Solo ancora qualche nunero: La Georgia esporta il 30% dei vini prodotti in 41 paesi. Il secondo mercato per loro è la Cina. Nel 2013 e 2014 sono stati impiantati 5.000 nuovi ettari e oggi ci sono circa 200 cantine attive.

Ma veniamo ai rosati, una tipologia che si sta allargando a macchia d’olio anche in Italia e che pare inizi ad incontrare il gradimeno del pubblico. Qui in Francia l’apprezzamento dei rosati è un fatto consolidato. Nel mondo il peso di rosati è del 11%, i francesi invece detengono una quota del 31% di questo mercato. La Provenza produce il 42% dei suoi vini in rosa. Dal 1994 in Francia si beve piu’ vino rosato che bianco, con un incremento quest’anno del 30% nei consumi interni.

Le cantine che suggerisco, tra quelle presenti nella spazio Vin de Provence sono Vignoble Austruy a Flassan sur Issole, Maison saint Aix a Jouques, Château Des Bertrands a Le Cannet des Maures e Château Calissanne a Lancon Provence.

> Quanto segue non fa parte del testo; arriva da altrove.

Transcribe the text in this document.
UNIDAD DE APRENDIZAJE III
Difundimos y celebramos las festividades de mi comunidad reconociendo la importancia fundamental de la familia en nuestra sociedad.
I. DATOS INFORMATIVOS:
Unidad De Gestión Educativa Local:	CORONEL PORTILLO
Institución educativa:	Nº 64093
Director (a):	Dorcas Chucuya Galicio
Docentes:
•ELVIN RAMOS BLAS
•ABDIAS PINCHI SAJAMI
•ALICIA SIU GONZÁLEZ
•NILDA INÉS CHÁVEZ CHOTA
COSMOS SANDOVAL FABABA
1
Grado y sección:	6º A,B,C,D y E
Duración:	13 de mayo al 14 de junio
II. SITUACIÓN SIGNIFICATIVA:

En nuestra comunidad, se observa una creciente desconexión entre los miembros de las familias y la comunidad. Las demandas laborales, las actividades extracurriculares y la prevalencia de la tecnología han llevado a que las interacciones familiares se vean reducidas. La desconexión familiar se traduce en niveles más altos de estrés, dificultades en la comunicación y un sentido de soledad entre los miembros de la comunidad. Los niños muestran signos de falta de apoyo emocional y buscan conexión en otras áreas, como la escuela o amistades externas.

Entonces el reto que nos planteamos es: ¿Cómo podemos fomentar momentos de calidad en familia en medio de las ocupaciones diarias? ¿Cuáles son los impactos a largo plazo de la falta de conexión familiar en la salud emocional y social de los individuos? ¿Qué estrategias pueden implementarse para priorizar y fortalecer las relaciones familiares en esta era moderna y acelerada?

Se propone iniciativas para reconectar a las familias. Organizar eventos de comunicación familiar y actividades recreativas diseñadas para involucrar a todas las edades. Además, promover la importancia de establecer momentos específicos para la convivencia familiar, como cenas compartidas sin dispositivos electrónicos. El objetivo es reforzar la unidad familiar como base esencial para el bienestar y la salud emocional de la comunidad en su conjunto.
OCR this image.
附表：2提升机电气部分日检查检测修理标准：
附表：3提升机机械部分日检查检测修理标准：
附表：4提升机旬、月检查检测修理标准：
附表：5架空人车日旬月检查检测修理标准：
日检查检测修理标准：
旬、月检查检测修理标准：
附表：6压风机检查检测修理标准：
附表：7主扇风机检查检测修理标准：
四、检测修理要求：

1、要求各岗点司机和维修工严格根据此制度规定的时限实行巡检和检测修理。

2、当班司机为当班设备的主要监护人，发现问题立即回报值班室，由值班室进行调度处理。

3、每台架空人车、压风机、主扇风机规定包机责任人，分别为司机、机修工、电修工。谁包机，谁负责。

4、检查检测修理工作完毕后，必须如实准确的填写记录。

La base di questi rosati è quasi sempre costituita da un assemblaggio di Grenache, Cinsault e Mourvedre, poi a volte ci si trova del Rolle, del Carignan e del Syrah.

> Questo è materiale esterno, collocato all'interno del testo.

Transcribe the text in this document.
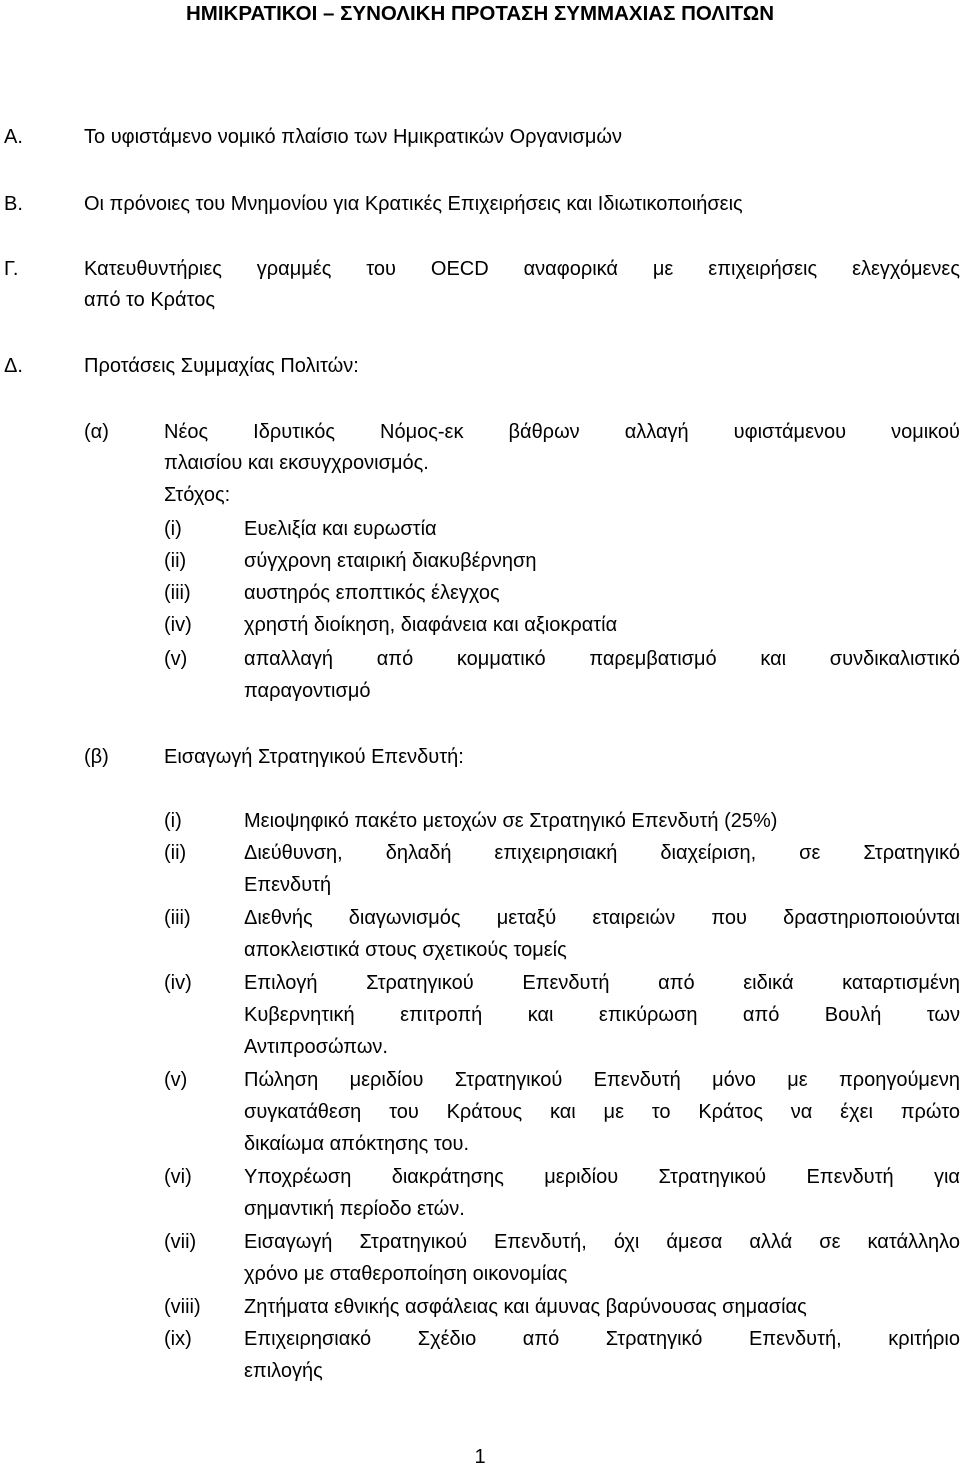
ΗΜΙΚΡΑΤΙΚΟΙ – ΣΥΝΟΛΙΚΗ ΠΡΟΤΑΣΗ ΣΥΜΜΑΧΙΑΣ ΠΟΛΙΤΩΝ
Α.	Το υφιστάμενο νομικό πλαίσιο των Ημικρατικών Οργανισμών
Β.	Οι πρόνοιες του Μνημονίου για Κρατικές Επιχειρήσεις και Ιδιωτικοποιήσεις
Γ.	Κατευθυντήριες γραμμές του OECD αναφορικά με επιχειρήσεις ελεγχόμενες
από το Κράτος
Δ.	Προτάσεις Συμμαχίας Πολιτών:
(α)	Νέος Ιδρυτικός Νόμος-εκ βάθρων αλλαγή υφιστάμενου νομικού
πλαισίου και εκσυγχρονισμός.
Στόχος:
(i)	Ευελιξία και ευρωστία
(ii)	σύγχρονη εταιρική διακυβέρνηση
(iii)	αυστηρός εποπτικός έλεγχος
(iv)	χρηστή διοίκηση, διαφάνεια και αξιοκρατία
(v)	απαλλαγή από κομματικό παρεμβατισμό και συνδικαλιστικό
παραγοντισμό
(β)	Εισαγωγή Στρατηγικού Επενδυτή:
(i)	Μειοψηφικό πακέτο μετοχών σε Στρατηγικό Επενδυτή (25%)
(ii)	Διεύθυνση, δηλαδή επιχειρησιακή διαχείριση, σε Στρατηγικό
Επενδυτή
(iii)	Διεθνής διαγωνισμός μεταξύ εταιρειών που δραστηριοποιούνται
αποκλειστικά στους σχετικούς τομείς
(iv)	Επιλογή Στρατηγικού Επενδυτή από ειδικά καταρτισμένη
Κυβερνητική επιτροπή και επικύρωση από Βουλή των
Αντιπροσώπων.
(v)	Πώληση μεριδίου Στρατηγικού Επενδυτή μόνο με προηγούμενη
συγκατάθεση του Κράτους και με το Κράτος να έχει πρώτο
δικαίωμα απόκτησης του.
(vi)	Υποχρέωση διακράτησης μεριδίου Στρατηγικού Επενδυτή για
σημαντική περίοδο ετών.
(vii) Εισαγωγή Στρατηγικού Επενδυτή, όχι άμεσα αλλά σε κατάλληλο
χρόνο με σταθεροποίηση οικονομίας
(viii) Ζητήματα εθνικής ασφάλειας και άμυνας βαρύνουσας σημασίας
(ix)	Επιχειρησιακό Σχέδιο από Στρατηγικό Επενδυτή, κριτήριο
επιλογής
1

Per la maggior parte sono vini semplici, ben profumati e fragranti, con una acidità direi calcolata e misurata in modo tale da fornire un profilo snello senza essere acidulo e dare una pseudo sensazione di salinità finale.

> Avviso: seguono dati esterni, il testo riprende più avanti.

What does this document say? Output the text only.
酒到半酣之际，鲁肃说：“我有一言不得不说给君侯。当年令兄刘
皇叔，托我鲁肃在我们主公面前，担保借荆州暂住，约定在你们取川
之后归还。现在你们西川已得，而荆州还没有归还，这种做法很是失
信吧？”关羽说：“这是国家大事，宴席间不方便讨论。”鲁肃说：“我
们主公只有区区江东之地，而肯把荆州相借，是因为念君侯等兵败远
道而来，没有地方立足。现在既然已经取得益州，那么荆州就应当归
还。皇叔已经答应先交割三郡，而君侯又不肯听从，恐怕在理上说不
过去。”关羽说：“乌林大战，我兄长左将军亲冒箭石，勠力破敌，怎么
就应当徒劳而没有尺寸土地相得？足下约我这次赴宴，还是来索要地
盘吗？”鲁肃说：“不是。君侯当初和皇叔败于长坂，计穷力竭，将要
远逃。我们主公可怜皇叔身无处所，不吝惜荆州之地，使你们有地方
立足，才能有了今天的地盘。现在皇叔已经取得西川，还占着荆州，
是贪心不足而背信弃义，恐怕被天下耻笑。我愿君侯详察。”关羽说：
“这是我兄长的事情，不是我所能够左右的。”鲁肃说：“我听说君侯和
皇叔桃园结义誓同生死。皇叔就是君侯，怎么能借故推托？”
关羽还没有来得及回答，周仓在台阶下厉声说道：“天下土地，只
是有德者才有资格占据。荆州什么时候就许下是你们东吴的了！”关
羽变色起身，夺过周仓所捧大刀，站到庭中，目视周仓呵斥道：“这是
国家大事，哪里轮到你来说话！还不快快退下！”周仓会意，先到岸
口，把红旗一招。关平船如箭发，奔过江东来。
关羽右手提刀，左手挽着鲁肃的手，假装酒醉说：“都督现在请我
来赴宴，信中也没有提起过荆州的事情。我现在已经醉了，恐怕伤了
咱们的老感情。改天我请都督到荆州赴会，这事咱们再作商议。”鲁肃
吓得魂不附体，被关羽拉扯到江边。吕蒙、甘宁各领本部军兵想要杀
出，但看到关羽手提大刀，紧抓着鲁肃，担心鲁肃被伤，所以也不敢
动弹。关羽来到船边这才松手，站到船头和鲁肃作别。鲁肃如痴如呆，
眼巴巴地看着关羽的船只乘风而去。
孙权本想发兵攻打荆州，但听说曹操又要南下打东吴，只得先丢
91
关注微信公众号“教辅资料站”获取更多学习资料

Lascio Vinexpò con un unico rimpianto, non avere avuto una guida come Pasquale Porcelli per addentrarmi nel mondo dei vini spagnoli, cui era dedicata la posizione d’onore in questa diciannovesima edizione.

Giovanni Solaroli

Ho iniziato ad interessarmi di vino 4 eoni fa, più per spirito di ribellione che per autentico interesse. A quei tempi, come in tutte le famiglie proletarie, anche nella nostra tavola non mancava mai il bottiglione di vino. Con il medesimo contenuto, poi ci si condiva anche l’onnipresente insalata. Ho dunque vissuto la stagione dello “spunto acetico” che in casa si spacciava per robustezza di carattere. Un ventennio fa decisi di dotarmi di una base più solida su cui appoggiare le future conoscenze, e iniziai il percorso AIS alla cui ultima tappa, quella di relatore, sono arrivato recentemente. Qualche annetto addietro ho incontrato il gruppo di Winesurf, oggi amici irrinunciabili. Ma ho anche dei “tituli”: giornalista, componente delle commissioni per la doc e docg, referente per la Guida VITAE, molto utili per i biglietti da visita. Beh, più o meno ho detto tutto e se ho dimenticato qualcosa è certamente l’effetto del vino.